Por Redação | 09.05.2014 às 14:30

Muito se fala sobre o declínio do mercado de venda de músicas digitais, na mesma medida em que ocorre a ascensão dos serviços de streaming. Agora, essas afirmações podem ser baseadas em números, já que, pela primeira vez na história, houve queda na comercialização de canções e álbuns online.

Os dados publicados pelo Business Insider revelam uma queda de 6% em relação a 2012, com 1,259 bilhão de faixas vendidas no ano passado. A queda se reflete em todas as categorias de música, sejam os lançamentos – com 594 milhões de músicas vendidas e 1,5% de redução – ou catálogo, com baixa de 9,2% e 666 milhões de gravações vendidas.

Os dados também não são nada animadores para as vendas físicas. O CD, ainda o principal formato de venda de músicas nas lojas físicas, apresentou queda de 14%, enquanto as comercializações de álbuns completos no mundo digital acabaram estagnadas, com 118 milhões vendidos tanto em 2012 quanto em 2013.

Ainda sobre o mercado físico, vale citar um dado interessante. Como em um retorno ao passado, os discos de vinil apresentaram sucesso estrondoso e, em 2013, tiveram crescimento de 33% nas vendas em relação aos números registados no período anterior. Foram 6,1 milhões de LPs vendidos e o item, cada vez mais, se fixa como uma proposta voltada para colecionadores que, claro, está rendendo faturamento adicional para gravadoras e fabricantes.

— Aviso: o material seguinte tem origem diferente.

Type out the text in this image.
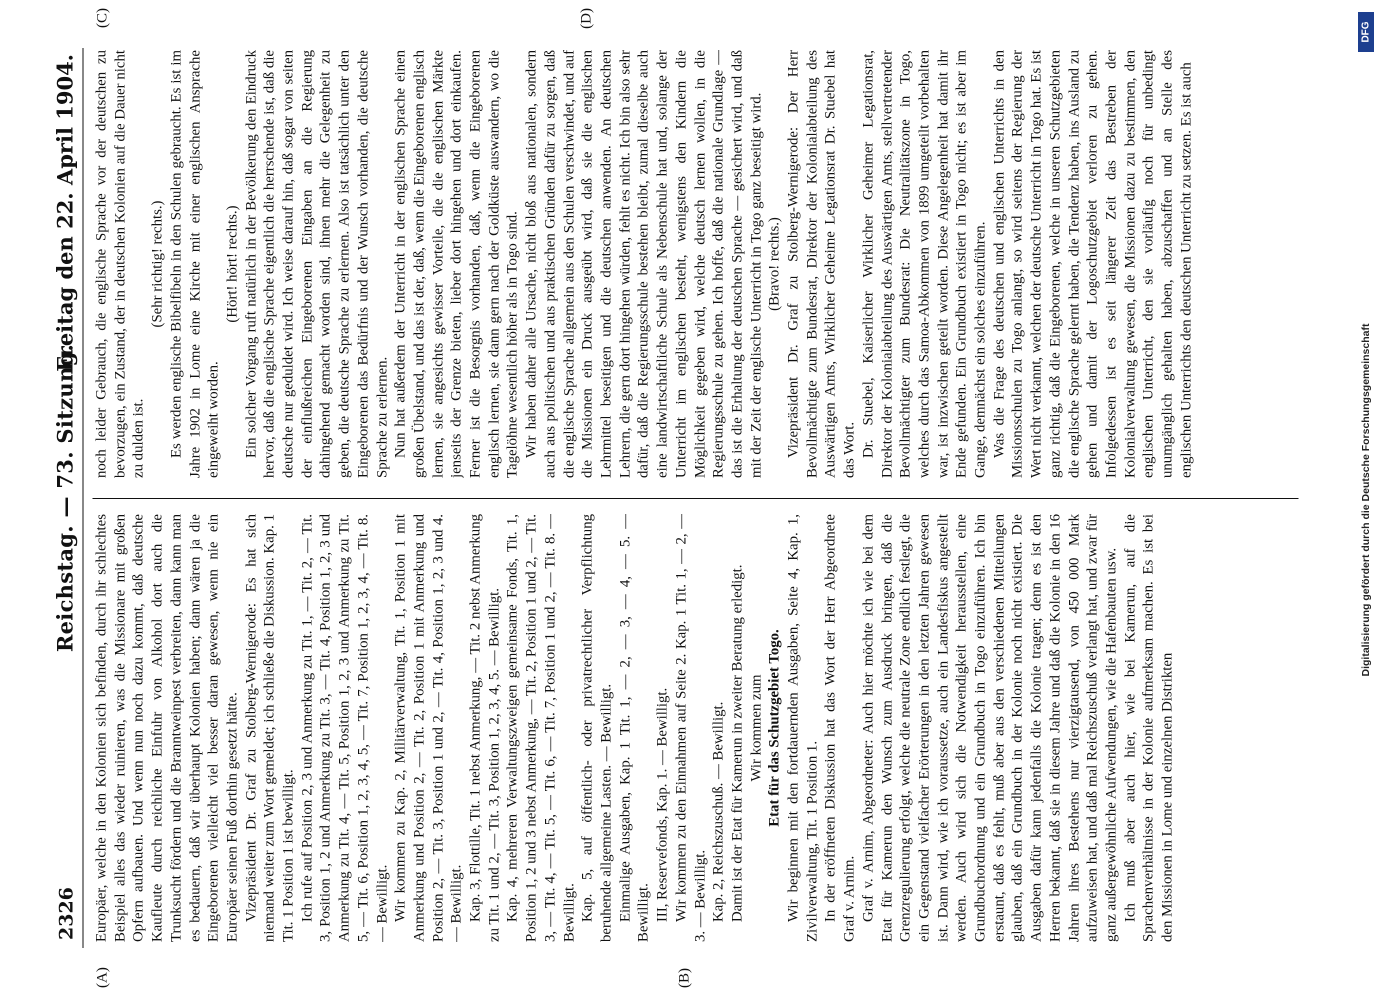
2326
Reichstag. — 73. Sitzung.
Freitag den 22. April 1904.
(A)	(B)
(C)	(D)

Europäer, welche in den Kolonien sich befinden, durch ihr schlechtes Beispiel alles das wieder ruinieren, was die Missionare mit großen Opfern aufbauen. Und wenn nun noch dazu kommt, daß deutsche Kaufleute durch reichliche Einfuhr von Alkohol dort auch die Trunksucht fördern und die Branntweinpest verbreiten, dann kann man es bedauern, daß wir überhaupt Kolonien haben; dann wären ja die Eingeborenen vielleicht viel besser daran gewesen, wenn nie ein Europäer seinen Fuß dorthin gesetzt hätte. Vizepräsident Dr. Graf zu Stolberg-Wernigerode: Es hat sich niemand weiter zum Wort gemeldet; ich schließe die Diskussion. Kap. 1 Tit. 1 Position 1 ist bewilligt. Ich rufe auf Position 2, 3 und Anmerkung zu Tit. 1, — Tit. 2, — Tit. 3, Position 1, 2 und Anmerkung zu Tit. 3, — Tit. 4, Position 1, 2, 3 und Anmerkung zu Tit. 4, — Tit. 5, Position 1, 2, 3 und Anmerkung zu Tit. 5, — Tit. 6, Position 1, 2, 3, 4, 5, — Tit. 7, Position 1, 2, 3, 4, — Tit. 8. — Bewilligt. Wir kommen zu Kap. 2, Militärverwaltung, Tit. 1, Position 1 mit Anmerkung und Position 2, — Tit. 2, Position 1 mit Anmerkung und Position 2, — Tit. 3, Position 1 und 2, — Tit. 4, Position 1, 2, 3 und 4. — Bewilligt. Kap. 3, Flottille, Tit. 1 nebst Anmerkung, — Tit. 2 nebst Anmerkung zu Tit. 1 und 2, — Tit. 3, Position 1, 2, 3, 4, 5. — Bewilligt. Kap. 4, mehreren Verwaltungszweigen gemeinsame Fonds, Tit. 1, Position 1, 2 und 3 nebst Anmerkung, — Tit. 2, Position 1 und 2, — Tit. 3, — Tit. 4, — Tit. 5, — Tit. 6, — Tit. 7, Position 1 und 2, — Tit. 8. — Bewilligt. Kap. 5, auf öffentlich- oder privatrechtlicher Verpflichtung beruhende allgemeine Lasten. — Bewilligt. Einmalige Ausgaben, Kap. 1 Tit. 1, — 2, — 3, — 4, — 5. — Bewilligt. III, Reservefonds, Kap. 1. — Bewilligt. Wir kommen zu den Einnahmen auf Seite 2. Kap. 1 Tit. 1, — 2, — 3. — Bewilligt. Kap. 2, Reichszuschuß. — Bewilligt. Damit ist der Etat für Kamerun in zweiter Beratung erledigt. Wir kommen zum Etat für das Schutzgebiet Togo. Wir beginnen mit den fortdauernden Ausgaben, Seite 4, Kap. 1, Zivilverwaltung, Tit. 1 Position 1. In der eröffneten Diskussion hat das Wort der Herr Abgeordnete Graf v. Arnim. Graf v. Arnim, Abgeordneter: Auch hier möchte ich wie bei dem Etat für Kamerun den Wunsch zum Ausdruck bringen, daß die Grenzregulierung erfolgt, welche die neutrale Zone endlich festlegt, die ein Gegenstand vielfacher Erörterungen in den letzten Jahren gewesen ist. Dann wird, wie ich voraussetze, auch ein Landesfiskus angestellt werden. Auch wird sich die Notwendigkeit herausstellen, eine Grundbuchordnung und ein Grundbuch in Togo einzuführen. Ich bin erstaunt, daß es fehlt, muß aber aus den verschiedenen Mitteilungen glauben, daß ein Grundbuch in der Kolonie noch nicht existiert. Die Ausgaben dafür kann jedenfalls die Kolonie tragen; denn es ist den Herren bekannt, daß sie in diesem Jahre und daß die Kolonie in den 16 Jahren ihres Bestehens nur vierzigtausend, von 450 000 Mark aufzuweisen hat, und daß mal Reichszuschuß verlangt hat, und zwar für ganz außergewöhnliche Aufwendungen, wie die Hafenbauten usw. Ich muß aber auch hier, wie bei Kamerun, auf die Sprachenverhältnisse in der Kolonie aufmerksam machen. Es ist bei den Missionen in Lome und einzelnen Distrikten

noch leider Gebrauch, die englische Sprache vor der deutschen zu bevorzugen, ein Zustand, der in deutschen Kolonien auf die Dauer nicht zu dulden ist.

(Sehr richtig! rechts.) Es werden englische Bibelfibeln in den Schulen gebraucht. Es ist im Jahre 1902 in Lome eine Kirche mit einer englischen Ansprache eingeweiht worden.

(Hört! hört! rechts.) Ein solcher Vorgang ruft natürlich in der Bevölkerung den Eindruck hervor, daß die englische Sprache eigentlich die herrschende ist, daß die deutsche nur geduldet wird. Ich weise darauf hin, daß sogar von seiten der einflußreichen Eingeborenen Eingaben an die Regierung dahingehend gemacht worden sind, ihnen mehr die Gelegenheit zu geben, die deutsche Sprache zu erlernen. Also ist tatsächlich unter den Eingeborenen das Bedürfnis und der Wunsch vorhanden, die deutsche Sprache zu erlernen. Nun hat außerdem der Unterricht in der englischen Sprache einen großen Übelstand, und das ist der, daß, wenn die Eingeborenen englisch lernen, sie angesichts gewisser Vorteile, die die englischen Märkte jenseits der Grenze bieten, lieber dort hingehen und dort einkaufen. Ferner ist die Besorgnis vorhanden, daß, wenn die Eingeborenen englisch lernen, sie dann gern nach der Goldküste auswandern, wo die Tagelöhne wesentlich höher als in Togo sind. Wir haben daher alle Ursache, nicht bloß aus nationalen, sondern auch aus politischen und aus praktischen Gründen dafür zu sorgen, daß die englische Sprache allgemein aus den Schulen verschwindet, und auf die Missionen ein Druck ausgeübt wird, daß sie die englischen Lehrmittel beseitigen und die deutschen anwenden. An deutschen Lehrern, die gern dort hingehen würden, fehlt es nicht. Ich bin also sehr dafür, daß die Regierungsschule bestehen bleibt, zumal dieselbe auch eine landwirtschaftliche Schule als Nebenschule hat und, solange der Unterricht im englischen besteht, wenigstens den Kindern die Möglichkeit gegeben wird, welche deutsch lernen wollen, in die Regierungsschule zu gehen. Ich hoffe, daß die nationale Grundlage — das ist die Erhaltung der deutschen Sprache — gesichert wird, und daß mit der Zeit der englische Unterricht in Togo ganz beseitigt wird. (Bravo! rechts.) Vizepräsident Dr. Graf zu Stolberg-Wernigerode: Der Herr Bevollmächtigte zum Bundesrat, Direktor der Kolonialabteilung des Auswärtigen Amts, Wirklicher Geheime Legationsrat Dr. Stuebel hat das Wort. Dr. Stuebel, Kaiserlicher Wirklicher Geheimer Legationsrat, Direktor der Kolonialabteilung des Auswärtigen Amts, stellvertretender Bevollmächtigter zum Bundesrat: Die Neutralitätszone in Togo, welches durch das Samoa-Abkommen von 1899 umgeteilt vorbehalten war, ist inzwischen geteilt worden. Diese Angelegenheit hat damit ihr Ende gefunden. Ein Grundbuch existiert in Togo nicht; es ist aber im Gange, demnächst ein solches einzuführen. Was die Frage des deutschen und englischen Unterrichts in den Missionsschulen zu Togo anlangt, so wird seitens der Regierung der Wert nicht verkannt, welchen der deutsche Unterricht in Togo hat. Es ist ganz richtig, daß die Eingeborenen, welche in unseren Schutzgebieten die englische Sprache gelernt haben, die Tendenz haben, ins Ausland zu gehen und damit der Logoschutzgebiet verloren zu gehen. Infolgedessen ist es seit längerer Zeit das Bestreben der Kolonialverwaltung gewesen, die Missionen dazu zu bestimmen, den englischen Unterricht, den sie vorläufig noch für unbedingt unumgänglich gehalten haben, abzuschaffen und an Stelle des englischen Unterrichts den deutschen Unterricht zu setzen. Es ist auch

DFG
Digitalisierung gefördert durch die Deutsche Forschungsgemeinschaft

Os totais do mercado de música são um reflexo do movimento dos ouvintes. Eles continuam escutando seus artistas preferidos, mas agora, estão dando cada vez mais preferência aos serviços de streaming, que podem ser acessados de qualquer lugar e em diversos dispositivos, sem a necessidade de se lidar com transferência de arquivos ou valores individuais para compra de faixas e álbuns. Para muita gente, parece mais vantajoso adquirir uma assinatura e ter acesso a um grande portfólio.

Essa tendência é o que explica, por exemplo, a provável compra da Beats Electronics pela Apple. Apesar de conhecida pelos seus fones de ouvido e equipamentos de áudio com foco no design e na qualidade de som, a empresa também estreou recentemente seu próprio serviço de música. Para a Maçã, que ainda tem a venda de músicas digitais como um de seus grandes negócios, a aquisição de uma solução “pronta” parece mais vantajosa que a construção de sua própria plataforma de streaming.